L'educazione spartana di Vittorio Emanuele II



 

image-1Vittorio Emanuele, decenne figlio di Carlo Alberto, aveva un rigidissimo programma educativo che condivideva con il fratello Ferdinando.

Nuell'inverno (1830-1831) era obbligato a levarsi dal letto verso le 5 e mezzo, poi subito veniva applicato allo studio fino alle otto, all’equitazione dalle 9 alle 10, ad un’ora di disegno e di calligrafia, poi ancora allo studio dalle 12 alle 13.

Aveva un’ora sola per la colazione e per la ricreazione, poi scherma, e finalmente un’ora e mezza di passeggiata.
Alle 16 si ricominciava con la ginnastica, alla quale seguivano altre due ore e mezza di studio, dalle 17 alle 19 e mezzo. Mezz’ora per il pranzo e per la visita di etichetta alla madre, un’altra mezzora di preghiere e di lettura e finalmente alle 21 poteva andare in letto.

Era, non c’è che dire, un orario gravoso o almeno singolare dal punto di vista pedagogico, ma nel quale è evidente l’influenza diretta del re Carlo Alberto, che si levava alle 4 e lavorava moltissimo.

I documenti dell'Archivio Reale sono poi li a dimostrare che dalla fine del 1830 al 1833 il principe Vittorio Emanuele scrisse ben 16 quaderni di aritmetica, per oltre 950 pagine, e cosi, in proporzione, per le altre materie, vale a dire lingua e composizione, letteratura, storia, poesia, latino, morale; tradusse quasi tutte le Vite di Cornelio Nepote, il primo libro di Fedro, molta parte del primo libro dei Commentari di Cesare; studiò la teoria delle frazioni, delle proporzioni aritmetiche e le definizioni geometriche, fece una indigestione della storia antica del Faillié e dei discorsi di Bossuet sulla storia universale, nonché del Vangelo di S. Luca.



Ho studiato a memoria (egli scrive in una relazione del 4 novembre 1832 al padre) « due o tre vite di uomini illustri di Cornelio Nepote » e da questa incertezza su cose che avrebbe dovuto sapere a memoria si comprende come tutto quel latino gli fosse indigesto.

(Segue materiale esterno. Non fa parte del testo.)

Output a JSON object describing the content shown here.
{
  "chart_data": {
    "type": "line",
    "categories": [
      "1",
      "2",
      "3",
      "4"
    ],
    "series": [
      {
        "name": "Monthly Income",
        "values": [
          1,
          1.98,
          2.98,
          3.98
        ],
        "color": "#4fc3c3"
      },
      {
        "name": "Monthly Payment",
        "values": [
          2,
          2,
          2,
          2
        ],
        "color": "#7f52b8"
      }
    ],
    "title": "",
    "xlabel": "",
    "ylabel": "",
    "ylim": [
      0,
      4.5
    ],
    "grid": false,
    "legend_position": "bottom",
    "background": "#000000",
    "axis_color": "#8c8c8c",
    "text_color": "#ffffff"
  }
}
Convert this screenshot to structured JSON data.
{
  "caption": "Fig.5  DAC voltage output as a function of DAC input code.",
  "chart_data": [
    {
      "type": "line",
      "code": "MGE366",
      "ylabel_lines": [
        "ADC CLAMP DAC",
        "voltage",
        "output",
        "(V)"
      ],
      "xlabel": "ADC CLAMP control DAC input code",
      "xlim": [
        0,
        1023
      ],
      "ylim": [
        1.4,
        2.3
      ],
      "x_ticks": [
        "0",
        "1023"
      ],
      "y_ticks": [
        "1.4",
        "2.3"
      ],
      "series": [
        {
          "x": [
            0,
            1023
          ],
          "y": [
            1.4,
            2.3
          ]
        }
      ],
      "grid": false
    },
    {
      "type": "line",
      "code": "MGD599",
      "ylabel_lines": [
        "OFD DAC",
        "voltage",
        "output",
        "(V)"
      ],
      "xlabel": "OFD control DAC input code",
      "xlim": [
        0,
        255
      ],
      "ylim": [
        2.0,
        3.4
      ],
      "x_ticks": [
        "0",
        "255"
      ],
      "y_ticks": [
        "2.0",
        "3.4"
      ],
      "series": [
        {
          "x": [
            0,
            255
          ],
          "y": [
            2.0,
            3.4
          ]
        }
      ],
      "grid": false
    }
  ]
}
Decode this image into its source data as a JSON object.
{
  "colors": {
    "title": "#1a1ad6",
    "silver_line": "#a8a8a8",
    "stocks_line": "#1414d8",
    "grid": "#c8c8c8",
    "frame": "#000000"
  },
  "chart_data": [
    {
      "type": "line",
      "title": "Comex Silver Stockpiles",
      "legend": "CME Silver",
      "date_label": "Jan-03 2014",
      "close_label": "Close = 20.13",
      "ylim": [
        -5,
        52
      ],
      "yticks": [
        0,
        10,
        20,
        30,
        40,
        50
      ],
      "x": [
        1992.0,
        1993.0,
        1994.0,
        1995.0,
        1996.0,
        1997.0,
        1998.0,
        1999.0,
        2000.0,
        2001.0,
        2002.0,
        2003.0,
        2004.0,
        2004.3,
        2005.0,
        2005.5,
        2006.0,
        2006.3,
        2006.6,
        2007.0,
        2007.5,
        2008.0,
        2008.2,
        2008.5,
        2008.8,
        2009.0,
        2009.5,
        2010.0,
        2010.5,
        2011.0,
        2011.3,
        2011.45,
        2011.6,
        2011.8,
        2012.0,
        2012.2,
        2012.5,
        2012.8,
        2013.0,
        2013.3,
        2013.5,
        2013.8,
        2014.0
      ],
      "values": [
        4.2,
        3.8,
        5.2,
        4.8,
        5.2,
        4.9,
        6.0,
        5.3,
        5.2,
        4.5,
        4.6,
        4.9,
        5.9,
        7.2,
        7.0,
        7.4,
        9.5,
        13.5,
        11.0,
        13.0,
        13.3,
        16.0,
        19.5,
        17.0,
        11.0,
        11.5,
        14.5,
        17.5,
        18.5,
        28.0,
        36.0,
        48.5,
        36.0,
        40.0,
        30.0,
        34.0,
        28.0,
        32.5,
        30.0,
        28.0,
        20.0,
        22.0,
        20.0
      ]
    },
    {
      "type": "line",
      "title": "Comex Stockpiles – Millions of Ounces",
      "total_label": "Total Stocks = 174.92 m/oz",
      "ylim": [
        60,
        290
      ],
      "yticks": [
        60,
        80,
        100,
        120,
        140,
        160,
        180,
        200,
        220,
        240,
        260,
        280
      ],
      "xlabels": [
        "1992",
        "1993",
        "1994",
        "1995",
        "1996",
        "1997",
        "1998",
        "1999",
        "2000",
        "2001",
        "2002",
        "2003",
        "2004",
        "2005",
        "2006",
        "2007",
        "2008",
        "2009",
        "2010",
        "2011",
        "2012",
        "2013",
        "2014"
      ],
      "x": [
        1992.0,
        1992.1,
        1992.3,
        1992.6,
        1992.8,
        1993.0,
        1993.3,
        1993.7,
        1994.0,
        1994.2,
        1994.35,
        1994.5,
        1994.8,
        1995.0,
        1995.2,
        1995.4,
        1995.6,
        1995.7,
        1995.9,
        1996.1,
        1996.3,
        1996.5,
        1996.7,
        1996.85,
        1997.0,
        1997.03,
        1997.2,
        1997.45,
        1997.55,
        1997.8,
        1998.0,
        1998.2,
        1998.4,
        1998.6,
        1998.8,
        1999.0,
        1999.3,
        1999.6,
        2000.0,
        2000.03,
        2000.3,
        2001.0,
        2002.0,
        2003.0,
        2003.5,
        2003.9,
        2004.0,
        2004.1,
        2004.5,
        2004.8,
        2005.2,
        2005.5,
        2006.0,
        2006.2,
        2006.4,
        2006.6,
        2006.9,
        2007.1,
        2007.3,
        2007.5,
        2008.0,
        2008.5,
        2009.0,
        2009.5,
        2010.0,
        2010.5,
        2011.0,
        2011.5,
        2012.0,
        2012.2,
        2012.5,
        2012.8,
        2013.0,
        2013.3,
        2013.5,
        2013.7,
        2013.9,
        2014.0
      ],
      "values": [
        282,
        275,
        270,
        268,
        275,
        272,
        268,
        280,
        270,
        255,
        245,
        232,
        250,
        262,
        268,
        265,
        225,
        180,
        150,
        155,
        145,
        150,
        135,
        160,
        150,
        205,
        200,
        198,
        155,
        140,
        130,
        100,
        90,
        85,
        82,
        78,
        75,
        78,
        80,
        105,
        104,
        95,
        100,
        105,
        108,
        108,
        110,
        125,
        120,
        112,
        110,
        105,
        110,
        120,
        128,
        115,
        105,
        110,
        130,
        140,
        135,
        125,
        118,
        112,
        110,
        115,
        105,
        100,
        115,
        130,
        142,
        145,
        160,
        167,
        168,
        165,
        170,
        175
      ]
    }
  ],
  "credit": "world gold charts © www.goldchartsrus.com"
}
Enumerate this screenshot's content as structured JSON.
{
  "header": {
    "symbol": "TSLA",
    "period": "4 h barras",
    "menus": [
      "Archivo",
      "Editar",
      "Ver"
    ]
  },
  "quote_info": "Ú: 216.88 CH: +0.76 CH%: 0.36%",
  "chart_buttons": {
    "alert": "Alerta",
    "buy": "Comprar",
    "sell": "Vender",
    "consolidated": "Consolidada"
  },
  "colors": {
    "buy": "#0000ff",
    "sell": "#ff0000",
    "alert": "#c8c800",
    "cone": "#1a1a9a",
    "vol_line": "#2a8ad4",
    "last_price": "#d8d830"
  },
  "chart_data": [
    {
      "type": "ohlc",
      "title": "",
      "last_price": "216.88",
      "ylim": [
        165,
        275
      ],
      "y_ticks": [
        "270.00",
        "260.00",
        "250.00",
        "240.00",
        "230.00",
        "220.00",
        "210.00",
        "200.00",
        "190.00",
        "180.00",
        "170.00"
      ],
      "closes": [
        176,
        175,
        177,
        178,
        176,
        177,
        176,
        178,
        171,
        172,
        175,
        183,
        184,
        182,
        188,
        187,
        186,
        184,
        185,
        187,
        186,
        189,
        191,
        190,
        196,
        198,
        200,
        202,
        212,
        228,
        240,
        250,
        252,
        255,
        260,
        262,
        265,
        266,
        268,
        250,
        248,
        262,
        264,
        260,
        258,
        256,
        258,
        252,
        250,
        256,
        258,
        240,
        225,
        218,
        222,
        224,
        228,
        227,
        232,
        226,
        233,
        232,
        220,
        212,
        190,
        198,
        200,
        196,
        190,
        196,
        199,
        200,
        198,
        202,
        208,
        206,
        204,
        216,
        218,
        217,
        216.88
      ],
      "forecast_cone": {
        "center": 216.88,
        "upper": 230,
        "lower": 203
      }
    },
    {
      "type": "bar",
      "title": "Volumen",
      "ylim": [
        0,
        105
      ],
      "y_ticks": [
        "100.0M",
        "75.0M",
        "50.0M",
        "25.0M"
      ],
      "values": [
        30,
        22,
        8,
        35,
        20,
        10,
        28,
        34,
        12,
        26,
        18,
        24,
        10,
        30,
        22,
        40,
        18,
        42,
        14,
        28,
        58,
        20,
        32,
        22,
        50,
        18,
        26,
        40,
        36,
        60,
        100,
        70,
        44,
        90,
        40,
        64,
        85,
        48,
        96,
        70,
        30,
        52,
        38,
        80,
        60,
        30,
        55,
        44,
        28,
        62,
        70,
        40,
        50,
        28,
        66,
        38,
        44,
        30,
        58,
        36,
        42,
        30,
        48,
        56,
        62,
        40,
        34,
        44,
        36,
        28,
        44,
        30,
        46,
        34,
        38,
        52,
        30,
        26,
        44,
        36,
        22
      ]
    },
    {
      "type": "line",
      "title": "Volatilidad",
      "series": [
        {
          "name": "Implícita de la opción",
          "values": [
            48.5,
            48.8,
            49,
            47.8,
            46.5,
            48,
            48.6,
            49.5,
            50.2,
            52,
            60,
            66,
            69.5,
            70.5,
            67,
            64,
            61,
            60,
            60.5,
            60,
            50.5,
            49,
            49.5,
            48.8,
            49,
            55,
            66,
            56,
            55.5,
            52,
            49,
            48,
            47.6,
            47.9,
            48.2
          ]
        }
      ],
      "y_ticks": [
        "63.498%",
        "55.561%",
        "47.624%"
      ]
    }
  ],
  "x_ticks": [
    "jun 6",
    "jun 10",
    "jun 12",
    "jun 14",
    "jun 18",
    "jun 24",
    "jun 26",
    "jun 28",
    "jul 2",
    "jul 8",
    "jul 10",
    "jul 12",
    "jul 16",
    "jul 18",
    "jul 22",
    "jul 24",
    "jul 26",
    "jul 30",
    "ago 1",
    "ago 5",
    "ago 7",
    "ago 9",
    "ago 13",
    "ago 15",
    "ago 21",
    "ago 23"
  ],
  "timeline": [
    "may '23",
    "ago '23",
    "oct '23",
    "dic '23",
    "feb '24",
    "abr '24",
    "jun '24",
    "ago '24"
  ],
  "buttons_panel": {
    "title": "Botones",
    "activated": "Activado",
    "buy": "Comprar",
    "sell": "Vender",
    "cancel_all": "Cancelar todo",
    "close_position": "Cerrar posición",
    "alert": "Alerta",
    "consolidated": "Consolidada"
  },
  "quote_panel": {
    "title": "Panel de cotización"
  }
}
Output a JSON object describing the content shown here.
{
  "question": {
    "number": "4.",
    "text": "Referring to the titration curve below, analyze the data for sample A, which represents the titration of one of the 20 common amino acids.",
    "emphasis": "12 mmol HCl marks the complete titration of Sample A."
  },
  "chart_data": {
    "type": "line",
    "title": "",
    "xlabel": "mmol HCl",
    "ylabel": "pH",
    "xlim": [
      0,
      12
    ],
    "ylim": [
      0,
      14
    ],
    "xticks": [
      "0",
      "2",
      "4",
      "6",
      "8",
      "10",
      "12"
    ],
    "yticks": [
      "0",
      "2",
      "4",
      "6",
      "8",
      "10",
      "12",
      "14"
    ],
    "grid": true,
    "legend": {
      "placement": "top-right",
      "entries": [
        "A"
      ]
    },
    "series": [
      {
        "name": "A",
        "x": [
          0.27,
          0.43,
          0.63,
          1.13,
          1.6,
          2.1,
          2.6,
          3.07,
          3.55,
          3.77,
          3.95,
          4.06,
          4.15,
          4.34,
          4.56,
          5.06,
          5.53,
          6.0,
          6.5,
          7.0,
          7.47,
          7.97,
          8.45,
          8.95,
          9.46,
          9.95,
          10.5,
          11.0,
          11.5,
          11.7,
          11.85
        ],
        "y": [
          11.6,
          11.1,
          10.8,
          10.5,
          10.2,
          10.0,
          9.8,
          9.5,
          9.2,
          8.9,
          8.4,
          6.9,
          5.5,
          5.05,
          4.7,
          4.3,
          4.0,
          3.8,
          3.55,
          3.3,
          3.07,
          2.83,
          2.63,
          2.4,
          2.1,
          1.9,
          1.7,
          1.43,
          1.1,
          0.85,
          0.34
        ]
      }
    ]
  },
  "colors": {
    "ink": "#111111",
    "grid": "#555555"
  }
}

Riusciva invece a meraviglia nella storia politica, nella teoria militare, nel disegno, nella scherma, nella danza, nell'equitazione.

Era afiìdato a precettori talvolta pedanti, che gli creavano intorno un ambiente pieno di severità e di troppo rigida etichetta; il conte di Saluzzo pretendeva governare quei due ragazzi di Cario Alberto come governava gli allievi dell'Accademia Militare.
Ma il giovane duca di Savoia seppe e potè reagire, con la felice prontezza degli organismi sani, a quell'ambiente, senza confondersi se lo studiosissimo e diligente fratello Ferdinando duca di Genova mieteva allori ogni giorno.

Vittorio Emanuele insomma imparava bene e con profitto ciò che gli andava a genio e che gli avrebbe potuto servire, e, trascurando il resto, prendeva con docilità le lavate di testa del Saluzzo, del vice governatore conte Gerbaix de Sonnaz, dei precettori e del padre.
Si assoggettava, forse ridendo in cuor suo, alle esagerazioni di quel metodo didattico, fra le quali la più ridicola fu quella dell’atto notarile davanti a testimoni, che il governatore, il 20 ottobre 1830, gli fece firmare perché s’impegnasse a ricavare maggior profitto dai suoi studi.

Si noti poi che in quegli anni in Piemonte pochi potevano vantare un complesso di studi, vasto se non profondo, come quelli fatti dal primogenito di re Carlo Alberto.

Giornata piena per il principe ventiduenne, anche dopo il matrimonio, nel 1842

"Mi alzo alle 5 e mezza e dopo la preghiera mi occupo a scrivere lettere e composizioni fino alle 7.
Dalle 7 alle 8 e mezza in maneggio.
Dalle 8 e mezza alle 9 e mezza disegno, quindi la Messa e la colazione sino alle 11.
Dalle 11 sino a mezzo giorno e mezzo visite e lettura di giornali.
Dalle 12 e mezza sino alle 2 lavoro coll’Intendente.
Dalle 2 alle 3 Conte Maffei per studi di materie politiche; dalle 3 alle 5 passeggiata.
Dalle 5 alle 5 e mezza mi vesto per il Pranzo o ricevimento quasi abituale del Duchino.
Dalle 7 e mezza alle 8 pranzo.
Dalle 8 alle 9 trattenimento con mio fratello, con Eugenio, e gli Scudieri, alle 9 dalla Regina a prender mia moglie".